Issuing the warrant "represents the bankruptcy of the sectarian government following one scandal after the other," Muslim Scholars Assn. spokesman Mohammed Bashar Faidi told Al Jazeera television. "The decisions of this government are worthless because it only rules the Green Zone," the U.S.-fortified security area in Baghdad that is home to the Iraqi government and the American and British embassies.
Faidi charged Bolani with "supporting terrorism by covering for militias that are killing the Iraqi people," and he told another regional channel that Dhari was in Jordan when the arrest warrant was issued.
Though a ranking cleric, Dhari does not have the stature of Shiite Grand Ayatollah Ali Sistani.

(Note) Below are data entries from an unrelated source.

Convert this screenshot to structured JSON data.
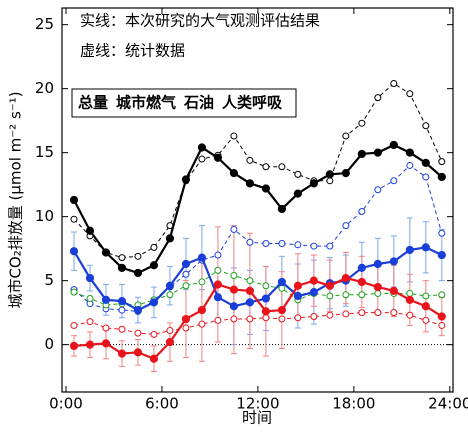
{
  "chart_data": {
    "type": "line",
    "annotations": [
      "实线：本次研究的大气观测评估结果",
      "虚线：统计数据"
    ],
    "x_label": "时间",
    "y_label": "城市CO₂排放量 (μmol m⁻² s⁻¹)",
    "x": [
      0.5,
      1.5,
      2.5,
      3.5,
      4.5,
      5.5,
      6.5,
      7.5,
      8.5,
      9.5,
      10.5,
      11.5,
      12.5,
      13.5,
      14.5,
      15.5,
      16.5,
      17.5,
      18.5,
      19.5,
      20.5,
      21.5,
      22.5,
      23.5
    ],
    "xlim": [
      -0.25,
      24.2
    ],
    "xticks": [
      {
        "value": 0,
        "label": "0:00"
      },
      {
        "value": 6,
        "label": "6:00"
      },
      {
        "value": 12,
        "label": "12:00"
      },
      {
        "value": 18,
        "label": "18:00"
      },
      {
        "value": 24,
        "label": "24:00"
      }
    ],
    "ylim": [
      -3.7,
      26.3
    ],
    "yticks": [
      0,
      5,
      10,
      15,
      20,
      25
    ],
    "reference_line": 0,
    "series": [
      {
        "name": "总量",
        "color": "#000000",
        "values": [
          11.3,
          8.9,
          7.2,
          6.0,
          5.6,
          6.2,
          8.3,
          12.9,
          15.4,
          14.6,
          13.4,
          12.6,
          12.2,
          10.6,
          11.8,
          12.6,
          13.3,
          13.4,
          14.9,
          15.0,
          15.6,
          15.0,
          14.2,
          13.1
        ],
        "dashed_values": [
          9.8,
          8.5,
          7.2,
          6.8,
          6.9,
          7.6,
          9.3,
          12.8,
          14.5,
          14.8,
          16.3,
          14.4,
          13.9,
          13.9,
          13.3,
          12.8,
          12.8,
          16.3,
          17.3,
          19.3,
          20.4,
          19.6,
          17.1,
          14.3
        ]
      },
      {
        "name": "城市燃气",
        "color": "#1a3fd8",
        "error_color": "#79a6ef",
        "values": [
          7.3,
          5.2,
          3.5,
          3.4,
          2.7,
          3.3,
          4.6,
          6.3,
          6.8,
          3.7,
          3.0,
          3.3,
          3.6,
          4.9,
          3.8,
          4.1,
          4.8,
          5.0,
          6.0,
          6.3,
          6.5,
          7.4,
          7.6,
          7.0
        ],
        "errors": [
          1.5,
          1.0,
          1.2,
          1.3,
          1.0,
          1.2,
          1.5,
          2.0,
          2.5,
          2.0,
          3.0,
          2.5,
          2.5,
          2.0,
          2.5,
          2.5,
          2.0,
          2.0,
          2.0,
          2.0,
          2.0,
          2.5,
          2.0,
          2.0
        ],
        "dashed_values": [
          4.3,
          3.2,
          2.8,
          2.7,
          2.6,
          3.5,
          4.5,
          5.5,
          6.6,
          7.0,
          9.0,
          8.0,
          7.9,
          7.9,
          7.8,
          7.7,
          7.7,
          9.3,
          10.4,
          12.1,
          12.8,
          14.0,
          13.1,
          8.7
        ]
      },
      {
        "name": "石油",
        "color": "#e8141c",
        "error_color": "#f08080",
        "values": [
          -0.1,
          0.0,
          0.1,
          -0.7,
          -0.6,
          -1.1,
          0.2,
          2.0,
          2.7,
          4.7,
          4.3,
          4.2,
          2.6,
          2.7,
          4.6,
          5.0,
          4.6,
          5.2,
          4.9,
          4.5,
          4.2,
          3.5,
          3.0,
          2.2
        ],
        "errors": [
          0.8,
          1.0,
          1.2,
          1.0,
          1.0,
          1.0,
          1.5,
          3.0,
          4.0,
          4.5,
          5.0,
          4.5,
          3.5,
          3.0,
          2.5,
          2.0,
          2.0,
          2.0,
          2.0,
          2.0,
          2.0,
          2.0,
          2.0,
          1.5
        ],
        "dashed_values": [
          1.5,
          1.8,
          1.3,
          1.2,
          0.9,
          0.8,
          1.1,
          1.3,
          1.6,
          1.9,
          2.0,
          2.0,
          2.1,
          2.0,
          2.1,
          2.2,
          2.3,
          2.4,
          2.5,
          2.5,
          2.5,
          2.3,
          1.9,
          1.5
        ]
      },
      {
        "name": "人类呼吸",
        "color": "#1aa01a",
        "dashed_values": [
          4.1,
          3.6,
          3.1,
          3.2,
          3.1,
          3.5,
          3.9,
          4.6,
          4.9,
          5.8,
          5.4,
          5.0,
          4.6,
          4.4,
          3.5,
          4.0,
          3.8,
          3.9,
          3.9,
          4.0,
          4.0,
          4.0,
          3.8,
          3.9
        ]
      }
    ]
  }
}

But among Sunnis, he has emerged as a vocal representative of Sunni defiance and anger and has become a leader of the fractious community.

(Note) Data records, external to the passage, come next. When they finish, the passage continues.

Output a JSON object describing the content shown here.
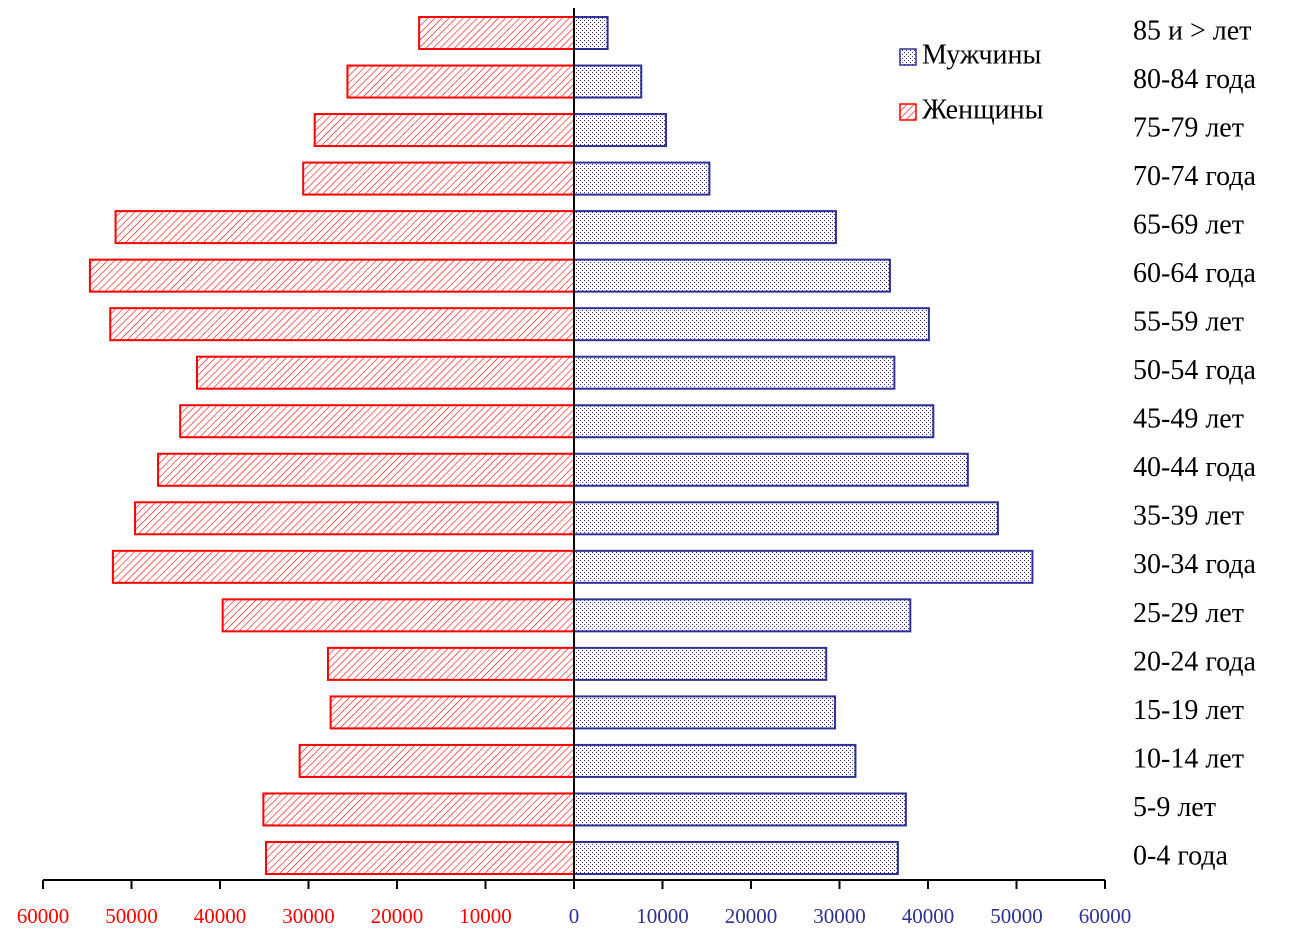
{
  "chart_data": {
    "type": "population-pyramid",
    "categories": [
      "0-4 года",
      "5-9 лет",
      "10-14 лет",
      "15-19 лет",
      "20-24 года",
      "25-29 лет",
      "30-34 года",
      "35-39 лет",
      "40-44 года",
      "45-49 лет",
      "50-54 года",
      "55-59 лет",
      "60-64 года",
      "65-69 лет",
      "70-74 года",
      "75-79 лет",
      "80-84 года",
      "85 и > лет"
    ],
    "series": [
      {
        "name": "Мужчины",
        "color": "#2e3192",
        "values": [
          36600,
          37500,
          31800,
          29500,
          28500,
          38000,
          51800,
          47900,
          44500,
          40600,
          36200,
          40100,
          35700,
          29600,
          15300,
          10400,
          7600,
          3800
        ]
      },
      {
        "name": "Женщины",
        "color": "#ff0000",
        "values": [
          -34800,
          -35100,
          -31000,
          -27500,
          -27800,
          -39700,
          -52100,
          -49600,
          -47000,
          -44500,
          -42600,
          -52400,
          -54700,
          -51800,
          -30600,
          -29300,
          -25600,
          -17500
        ]
      }
    ],
    "xlim": [
      -60000,
      60000
    ],
    "xticks": [
      {
        "value": -60000,
        "label": "60000"
      },
      {
        "value": -50000,
        "label": "50000"
      },
      {
        "value": -40000,
        "label": "40000"
      },
      {
        "value": -30000,
        "label": "30000"
      },
      {
        "value": -20000,
        "label": "20000"
      },
      {
        "value": -10000,
        "label": "10000"
      },
      0,
      10000,
      20000,
      30000,
      40000,
      50000,
      60000
    ],
    "legend": "upper right"
  }
}
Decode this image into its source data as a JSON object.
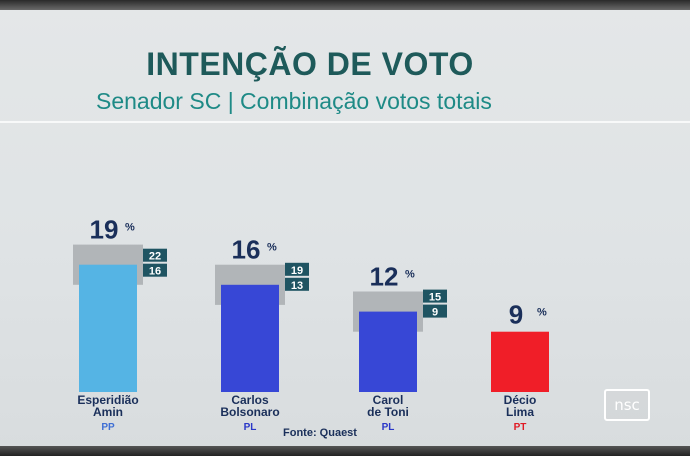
{
  "header": {
    "title": "INTENÇÃO DE VOTO",
    "subtitle": "Senador SC | Combinação votos totais"
  },
  "footer": {
    "source": "Fonte: Quaest",
    "logo": "nsc"
  },
  "chart_data": {
    "type": "bar",
    "title": "INTENÇÃO DE VOTO",
    "subtitle": "Senador SC | Combinação votos totais",
    "xlabel": "",
    "ylabel": "",
    "grid": false,
    "unit": "%",
    "categories": [
      {
        "name": "Esperidião Amin",
        "name_lines": [
          "Esperidião",
          "Amin"
        ],
        "party": "PP"
      },
      {
        "name": "Carlos Bolsonaro",
        "name_lines": [
          "Carlos",
          "Bolsonaro"
        ],
        "party": "PL"
      },
      {
        "name": "Carol de Toni",
        "name_lines": [
          "Carol",
          "de Toni"
        ],
        "party": "PL"
      },
      {
        "name": "Décio Lima",
        "name_lines": [
          "Décio",
          "Lima"
        ],
        "party": "PT"
      }
    ],
    "values": [
      19,
      16,
      12,
      9
    ],
    "range_high": [
      22,
      19,
      15,
      null
    ],
    "range_low": [
      16,
      13,
      9,
      null
    ],
    "colors": [
      "#55b4e4",
      "#3747d6",
      "#3747d6",
      "#f01e28"
    ],
    "party_colors": [
      "#3f6fd4",
      "#2a37c8",
      "#2a37c8",
      "#e01a24"
    ],
    "label_color": "#1a2f5a",
    "range_box_color": "#1f5462",
    "range_band_color": "#a9adb0"
  }
}
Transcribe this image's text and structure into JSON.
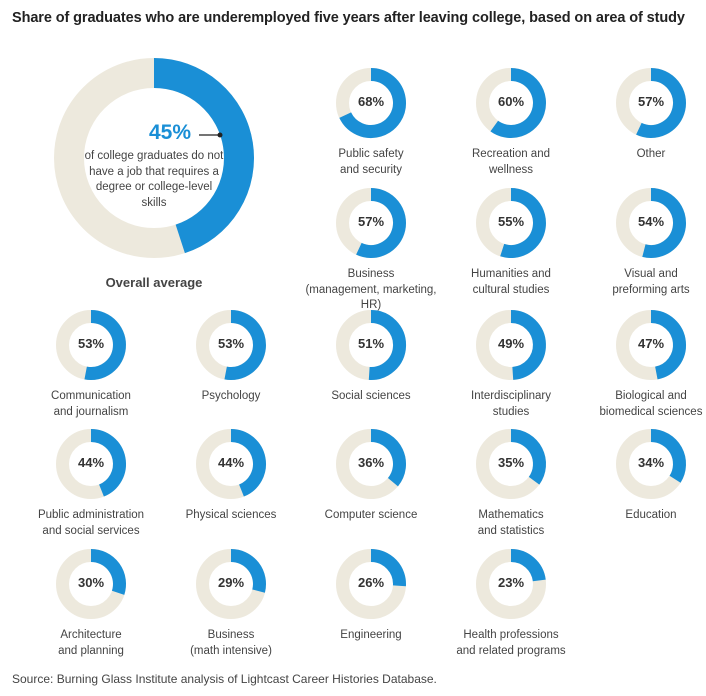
{
  "chart_data": {
    "type": "pie",
    "title": "Share of graduates who are underemployed five years after leaving college, based on area of study",
    "source": "Source: Burning Glass Institute analysis of Lightcast Career Histories Database.",
    "colors": {
      "filled": "#1a8fd6",
      "remainder": "#ede9dd"
    },
    "overall": {
      "value": 45,
      "value_label": "45%",
      "description": "of college graduates do not have a job that requires a degree or college-level skills",
      "label": "Overall average"
    },
    "fields": [
      {
        "label_lines": [
          "Public safety",
          "and security"
        ],
        "value": 68,
        "value_label": "68%"
      },
      {
        "label_lines": [
          "Recreation and",
          "wellness"
        ],
        "value": 60,
        "value_label": "60%"
      },
      {
        "label_lines": [
          "Other"
        ],
        "value": 57,
        "value_label": "57%"
      },
      {
        "label_lines": [
          "Business",
          "(management, marketing, HR)"
        ],
        "value": 57,
        "value_label": "57%"
      },
      {
        "label_lines": [
          "Humanities and",
          "cultural studies"
        ],
        "value": 55,
        "value_label": "55%"
      },
      {
        "label_lines": [
          "Visual and",
          "preforming arts"
        ],
        "value": 54,
        "value_label": "54%"
      },
      {
        "label_lines": [
          "Communication",
          "and journalism"
        ],
        "value": 53,
        "value_label": "53%"
      },
      {
        "label_lines": [
          "Psychology"
        ],
        "value": 53,
        "value_label": "53%"
      },
      {
        "label_lines": [
          "Social sciences"
        ],
        "value": 51,
        "value_label": "51%"
      },
      {
        "label_lines": [
          "Interdisciplinary",
          "studies"
        ],
        "value": 49,
        "value_label": "49%"
      },
      {
        "label_lines": [
          "Biological and",
          "biomedical sciences"
        ],
        "value": 47,
        "value_label": "47%"
      },
      {
        "label_lines": [
          "Public administration",
          "and social services"
        ],
        "value": 44,
        "value_label": "44%"
      },
      {
        "label_lines": [
          "Physical sciences"
        ],
        "value": 44,
        "value_label": "44%"
      },
      {
        "label_lines": [
          "Computer science"
        ],
        "value": 36,
        "value_label": "36%"
      },
      {
        "label_lines": [
          "Mathematics",
          "and statistics"
        ],
        "value": 35,
        "value_label": "35%"
      },
      {
        "label_lines": [
          "Education"
        ],
        "value": 34,
        "value_label": "34%"
      },
      {
        "label_lines": [
          "Architecture",
          "and planning"
        ],
        "value": 30,
        "value_label": "30%"
      },
      {
        "label_lines": [
          "Business",
          "(math intensive)"
        ],
        "value": 29,
        "value_label": "29%"
      },
      {
        "label_lines": [
          "Engineering"
        ],
        "value": 26,
        "value_label": "26%"
      },
      {
        "label_lines": [
          "Health professions",
          "and related programs"
        ],
        "value": 23,
        "value_label": "23%"
      }
    ]
  }
}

Dhari's group, an umbrella organization for Sunni clerics, has been vehemently anti-U.S. and is believed to have close links to elements of the insurgency.
Earlier in the week, Iraqi President Jalal Talabani, a Kurd, described Dhari as a hard-liner with "nothing to do but incite sectarian and ethnic sedition."

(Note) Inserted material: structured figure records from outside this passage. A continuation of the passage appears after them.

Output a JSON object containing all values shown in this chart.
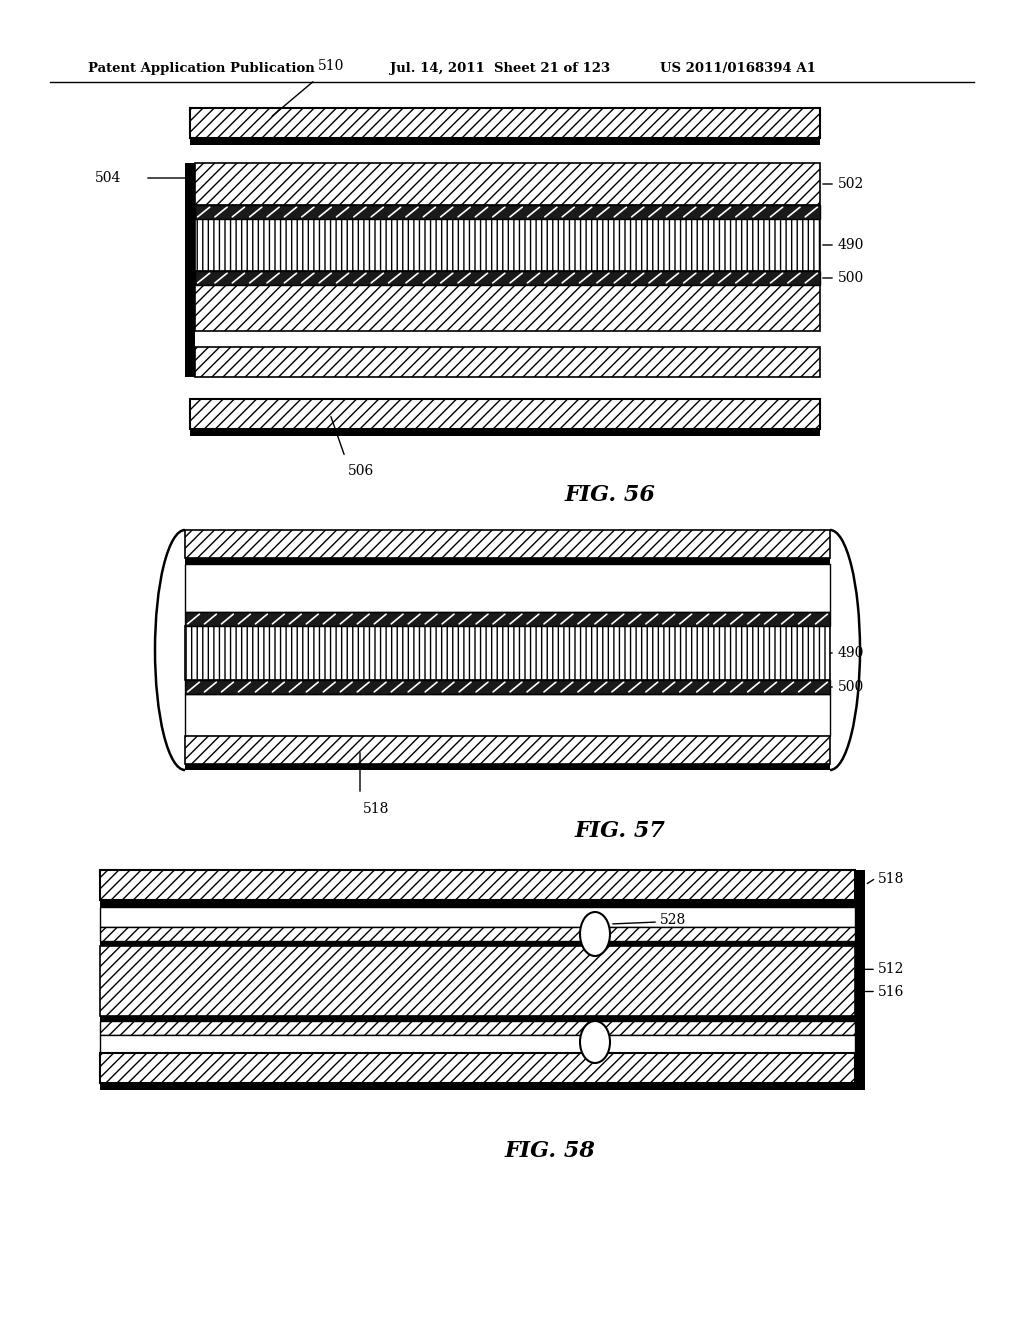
{
  "bg_color": "#ffffff",
  "header_left": "Patent Application Publication",
  "header_mid": "Jul. 14, 2011  Sheet 21 of 123",
  "header_right": "US 2011/0168394 A1",
  "fig56_label": "FIG. 56",
  "fig57_label": "FIG. 57",
  "fig58_label": "FIG. 58",
  "lw_thin": 1.0,
  "lw_med": 1.5,
  "lw_thick": 2.5
}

Violence and crime on the streets of Baghdad on Thursday did not help matters. At least 17 people were killed by bombs and gunmen. In addition, gunmen dressed as police commandos kidnapped 15 people from a tea shop in a mixed neighborhood of the capital, authorities said.
A similar mass kidnapping this week of academics from a Sunni-led Higher Education Ministry office intensified a mounting political crisis. Witnesses said gunmen dressed in government-issued uniforms carted away as many as 150 people. Sunni politicians charge that as many as 80 are still missing, a claim denied by Maliki and the Interior Ministry, which said everyone had been released unharmed.
Maliki has promised to disarm and disband the Shiite militias wreaking havoc on the street. But Sunnis say the government has not done enough, particularly in pursuing leads provided by those who were released after this week's kidnapping of academics.
"The government hasn't moved a finger to investigate," said Salim Abdullah Jabouri, a spokesman for Iraq's main Sunni political bloc, which is part of the ruling government coalition. "The government is either weak or in collusion with the kidnappers or has lost control of the militias."
Sunnis say the lack of concessions they've obtained for their followers has built up sentiment for pulling out of the government.